I first arrived in Israel in January 1984. At the time there was a rule from the Interior Ministry that one could only remain in Israel 365 days on a tourist visa before one’s “aliyah rights” started to kick in.
For anyone even vaguely considering one day immigrating to Israel, having any of those rights lost or shortened was a big deal financially. They included the amount of time one could buy a car at a discounted rate, similar reductions on rent subsidies, special deals on tuition at university and more.
Since I was planning aliyah, but was in Israel during those years as a tourist, I carefully calculated exactly 364 days in the country and left on that day, only returning when I formally moved here. This represented a significant hardship at the time: I had to leave both my job and girlfriend (the story does have a happen ending: we eventually got married and made aliyah together).

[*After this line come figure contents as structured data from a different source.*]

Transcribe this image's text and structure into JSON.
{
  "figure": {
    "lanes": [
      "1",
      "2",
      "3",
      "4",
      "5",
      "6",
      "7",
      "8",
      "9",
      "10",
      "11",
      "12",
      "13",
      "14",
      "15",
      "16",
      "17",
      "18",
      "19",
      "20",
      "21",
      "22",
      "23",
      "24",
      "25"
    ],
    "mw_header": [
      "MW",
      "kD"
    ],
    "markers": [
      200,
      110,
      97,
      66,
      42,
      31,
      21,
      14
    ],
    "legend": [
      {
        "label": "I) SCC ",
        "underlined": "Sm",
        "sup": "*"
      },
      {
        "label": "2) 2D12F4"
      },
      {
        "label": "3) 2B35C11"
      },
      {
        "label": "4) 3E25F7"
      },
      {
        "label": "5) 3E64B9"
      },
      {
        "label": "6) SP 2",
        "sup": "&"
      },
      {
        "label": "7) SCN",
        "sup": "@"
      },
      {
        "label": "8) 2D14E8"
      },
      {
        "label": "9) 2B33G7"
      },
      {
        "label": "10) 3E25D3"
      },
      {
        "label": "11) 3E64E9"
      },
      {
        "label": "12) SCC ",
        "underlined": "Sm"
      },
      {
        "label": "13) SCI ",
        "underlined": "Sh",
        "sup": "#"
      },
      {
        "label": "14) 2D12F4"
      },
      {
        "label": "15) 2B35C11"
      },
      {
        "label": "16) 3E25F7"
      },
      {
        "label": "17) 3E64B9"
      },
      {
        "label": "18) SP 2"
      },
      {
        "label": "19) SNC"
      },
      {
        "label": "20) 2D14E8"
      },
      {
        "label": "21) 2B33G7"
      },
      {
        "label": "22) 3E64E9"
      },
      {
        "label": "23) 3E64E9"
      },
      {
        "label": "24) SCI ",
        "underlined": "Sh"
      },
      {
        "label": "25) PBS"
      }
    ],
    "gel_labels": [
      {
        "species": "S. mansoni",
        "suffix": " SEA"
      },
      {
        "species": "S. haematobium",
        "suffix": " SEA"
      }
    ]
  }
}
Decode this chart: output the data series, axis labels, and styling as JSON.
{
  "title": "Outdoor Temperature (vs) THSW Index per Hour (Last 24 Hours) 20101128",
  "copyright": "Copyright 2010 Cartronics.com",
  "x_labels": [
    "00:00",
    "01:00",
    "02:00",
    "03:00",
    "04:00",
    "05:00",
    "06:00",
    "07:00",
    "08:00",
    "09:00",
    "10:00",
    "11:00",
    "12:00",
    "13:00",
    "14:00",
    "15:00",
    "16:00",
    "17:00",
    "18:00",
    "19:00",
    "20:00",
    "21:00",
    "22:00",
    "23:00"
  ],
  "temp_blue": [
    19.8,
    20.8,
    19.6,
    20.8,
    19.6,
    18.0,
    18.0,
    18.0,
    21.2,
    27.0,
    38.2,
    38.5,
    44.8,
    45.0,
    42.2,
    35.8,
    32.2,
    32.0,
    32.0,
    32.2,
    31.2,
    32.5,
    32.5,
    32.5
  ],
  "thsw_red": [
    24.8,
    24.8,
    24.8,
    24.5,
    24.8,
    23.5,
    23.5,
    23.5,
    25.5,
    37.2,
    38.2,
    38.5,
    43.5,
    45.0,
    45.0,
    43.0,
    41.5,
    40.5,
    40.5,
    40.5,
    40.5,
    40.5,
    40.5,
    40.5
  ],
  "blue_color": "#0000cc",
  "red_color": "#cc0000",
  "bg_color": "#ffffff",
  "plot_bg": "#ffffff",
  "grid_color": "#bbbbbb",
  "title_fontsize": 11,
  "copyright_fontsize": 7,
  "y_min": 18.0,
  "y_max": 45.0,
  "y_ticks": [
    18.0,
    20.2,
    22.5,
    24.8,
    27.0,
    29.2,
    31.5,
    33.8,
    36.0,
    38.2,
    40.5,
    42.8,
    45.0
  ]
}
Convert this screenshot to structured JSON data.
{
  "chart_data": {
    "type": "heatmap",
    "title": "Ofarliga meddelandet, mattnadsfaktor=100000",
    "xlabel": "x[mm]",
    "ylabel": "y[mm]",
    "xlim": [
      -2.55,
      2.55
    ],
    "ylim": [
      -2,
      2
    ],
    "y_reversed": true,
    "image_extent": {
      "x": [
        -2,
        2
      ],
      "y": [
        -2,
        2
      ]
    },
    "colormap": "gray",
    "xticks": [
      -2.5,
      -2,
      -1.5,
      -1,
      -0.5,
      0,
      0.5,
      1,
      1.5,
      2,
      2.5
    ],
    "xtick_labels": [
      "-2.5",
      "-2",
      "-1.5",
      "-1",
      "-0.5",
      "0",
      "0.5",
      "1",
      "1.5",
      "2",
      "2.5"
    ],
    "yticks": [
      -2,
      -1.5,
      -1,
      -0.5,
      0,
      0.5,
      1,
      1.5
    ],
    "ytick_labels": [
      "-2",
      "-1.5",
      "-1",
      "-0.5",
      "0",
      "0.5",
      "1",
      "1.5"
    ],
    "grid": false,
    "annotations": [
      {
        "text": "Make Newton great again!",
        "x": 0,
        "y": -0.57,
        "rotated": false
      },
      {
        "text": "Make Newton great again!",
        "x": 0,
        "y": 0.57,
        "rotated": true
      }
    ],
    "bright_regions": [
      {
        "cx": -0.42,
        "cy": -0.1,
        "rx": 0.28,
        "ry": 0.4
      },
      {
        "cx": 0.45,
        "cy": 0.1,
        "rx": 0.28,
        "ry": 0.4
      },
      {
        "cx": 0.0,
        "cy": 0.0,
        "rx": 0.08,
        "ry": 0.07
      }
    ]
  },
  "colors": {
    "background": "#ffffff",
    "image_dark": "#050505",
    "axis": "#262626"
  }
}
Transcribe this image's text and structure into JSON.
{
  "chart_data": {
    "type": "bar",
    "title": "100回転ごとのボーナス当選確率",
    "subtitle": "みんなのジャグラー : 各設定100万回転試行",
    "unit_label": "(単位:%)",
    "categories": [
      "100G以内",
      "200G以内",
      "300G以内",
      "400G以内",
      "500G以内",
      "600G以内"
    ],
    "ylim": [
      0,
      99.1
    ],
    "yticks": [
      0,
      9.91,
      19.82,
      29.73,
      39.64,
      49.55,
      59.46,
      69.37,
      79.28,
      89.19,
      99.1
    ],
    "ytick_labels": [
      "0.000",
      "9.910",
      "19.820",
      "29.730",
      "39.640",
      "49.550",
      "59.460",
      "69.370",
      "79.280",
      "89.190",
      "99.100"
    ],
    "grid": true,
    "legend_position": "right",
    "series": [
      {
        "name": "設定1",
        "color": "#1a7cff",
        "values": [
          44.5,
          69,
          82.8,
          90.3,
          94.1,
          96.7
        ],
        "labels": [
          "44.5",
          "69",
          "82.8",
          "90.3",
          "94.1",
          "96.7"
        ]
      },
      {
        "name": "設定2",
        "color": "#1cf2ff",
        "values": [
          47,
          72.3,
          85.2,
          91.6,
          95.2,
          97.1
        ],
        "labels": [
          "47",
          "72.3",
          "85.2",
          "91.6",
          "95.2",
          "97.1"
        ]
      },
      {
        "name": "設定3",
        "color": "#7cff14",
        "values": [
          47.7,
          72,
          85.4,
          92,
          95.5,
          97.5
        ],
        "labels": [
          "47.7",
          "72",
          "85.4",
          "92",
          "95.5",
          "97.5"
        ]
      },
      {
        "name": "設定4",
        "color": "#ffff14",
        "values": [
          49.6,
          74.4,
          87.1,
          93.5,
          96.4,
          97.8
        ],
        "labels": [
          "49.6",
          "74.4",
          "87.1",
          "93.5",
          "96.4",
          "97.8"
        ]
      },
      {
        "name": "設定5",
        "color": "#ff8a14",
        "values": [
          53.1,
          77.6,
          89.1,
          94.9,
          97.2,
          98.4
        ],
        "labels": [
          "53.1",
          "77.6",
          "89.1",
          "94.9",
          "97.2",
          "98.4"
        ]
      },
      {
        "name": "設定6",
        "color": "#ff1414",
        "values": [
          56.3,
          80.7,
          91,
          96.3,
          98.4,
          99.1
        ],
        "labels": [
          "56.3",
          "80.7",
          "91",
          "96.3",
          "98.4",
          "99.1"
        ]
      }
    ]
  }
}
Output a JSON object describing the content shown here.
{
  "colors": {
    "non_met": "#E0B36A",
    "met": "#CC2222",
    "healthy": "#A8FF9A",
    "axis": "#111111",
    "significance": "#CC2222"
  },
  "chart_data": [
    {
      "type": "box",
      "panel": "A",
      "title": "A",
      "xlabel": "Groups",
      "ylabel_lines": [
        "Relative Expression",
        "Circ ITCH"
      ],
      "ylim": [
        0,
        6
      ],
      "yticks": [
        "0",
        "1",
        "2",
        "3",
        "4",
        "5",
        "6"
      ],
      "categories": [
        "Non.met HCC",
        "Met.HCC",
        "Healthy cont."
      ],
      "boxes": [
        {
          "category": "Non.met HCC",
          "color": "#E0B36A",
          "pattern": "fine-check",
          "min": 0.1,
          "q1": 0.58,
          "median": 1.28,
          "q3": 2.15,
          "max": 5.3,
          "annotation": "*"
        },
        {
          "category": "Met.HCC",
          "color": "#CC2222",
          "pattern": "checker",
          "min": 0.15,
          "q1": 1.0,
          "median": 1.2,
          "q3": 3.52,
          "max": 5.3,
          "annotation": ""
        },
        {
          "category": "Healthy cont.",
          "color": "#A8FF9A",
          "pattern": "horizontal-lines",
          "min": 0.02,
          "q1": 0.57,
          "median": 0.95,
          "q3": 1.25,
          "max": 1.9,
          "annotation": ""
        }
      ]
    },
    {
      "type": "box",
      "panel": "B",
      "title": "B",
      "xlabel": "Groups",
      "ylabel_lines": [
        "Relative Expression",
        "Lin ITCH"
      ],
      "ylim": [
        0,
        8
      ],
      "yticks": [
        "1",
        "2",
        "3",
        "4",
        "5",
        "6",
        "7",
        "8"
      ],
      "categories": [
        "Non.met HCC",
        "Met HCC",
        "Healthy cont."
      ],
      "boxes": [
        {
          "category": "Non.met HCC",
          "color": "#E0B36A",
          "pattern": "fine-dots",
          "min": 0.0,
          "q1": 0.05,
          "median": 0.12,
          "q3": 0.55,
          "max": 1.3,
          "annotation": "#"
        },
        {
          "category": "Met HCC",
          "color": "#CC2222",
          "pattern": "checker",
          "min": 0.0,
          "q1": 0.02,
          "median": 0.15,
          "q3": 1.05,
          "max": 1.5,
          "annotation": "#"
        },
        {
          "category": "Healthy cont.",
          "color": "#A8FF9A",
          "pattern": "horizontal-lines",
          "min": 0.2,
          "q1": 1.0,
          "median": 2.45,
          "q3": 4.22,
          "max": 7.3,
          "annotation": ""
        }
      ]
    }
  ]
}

So it was with some surprise when I read a report in Haaretz that a bill in the Knesset sponsored by Shas MK Avraham Michaeli would permit Jews to live in Israel indefinitely on a tourist visa without ever having to formally immigrate (or lose their rights if and when they did make aliyah).
Michaeli’s rationale is that most people, if they stay here long enough, will eventually settle down, vote, and pay taxes like the rest of us, and that forcing them to leave reduces the chances of a future aliyah.
Israeli immigration officials are highly critical, asking why some people should be permitted stay in the country without the burdens the rest of us have – like serving in the army.
The bill has some strong public supporters. Jewish Agency chairman Natan Sharansky supports it, citing birthright as an example and saying, “The more Jews spend time in Israel, the stronger is their Jewish identity and there’s also a bigger chance that they will make aliyah. If you want more aliyah, there should be more Jews.”
Taking the opposing view, a former emissary for the Jewish Agency, Akiva Werber, felt that 27 months (according to rules, revised since my days here in the early 1980s, the amount of time one can now stay in the country without becoming making aliyah or obtaining temporary resident status), was enough to make a decision whether “to share our mutual fate as citizens or not.”
As for me, while such a change in the law would have helped me, I too don’t want to be an after-the-fact freier (the classic Israeli epithet for “sucker”), even if everything worked out just fine.
The bill is probably a tempest in a teacup and is unlikely to pass. After hearing objections, Michaeli instructed the ministries involved to decide “what makes sense from a professional point of view” and report back to him with proposed changes. He said he will consider those changes and then determine whether to amend the bill or continue to push it as is, according to Haaretz.
In any case, the Knesset session on the proposed change has been adjourned for the next two weeks.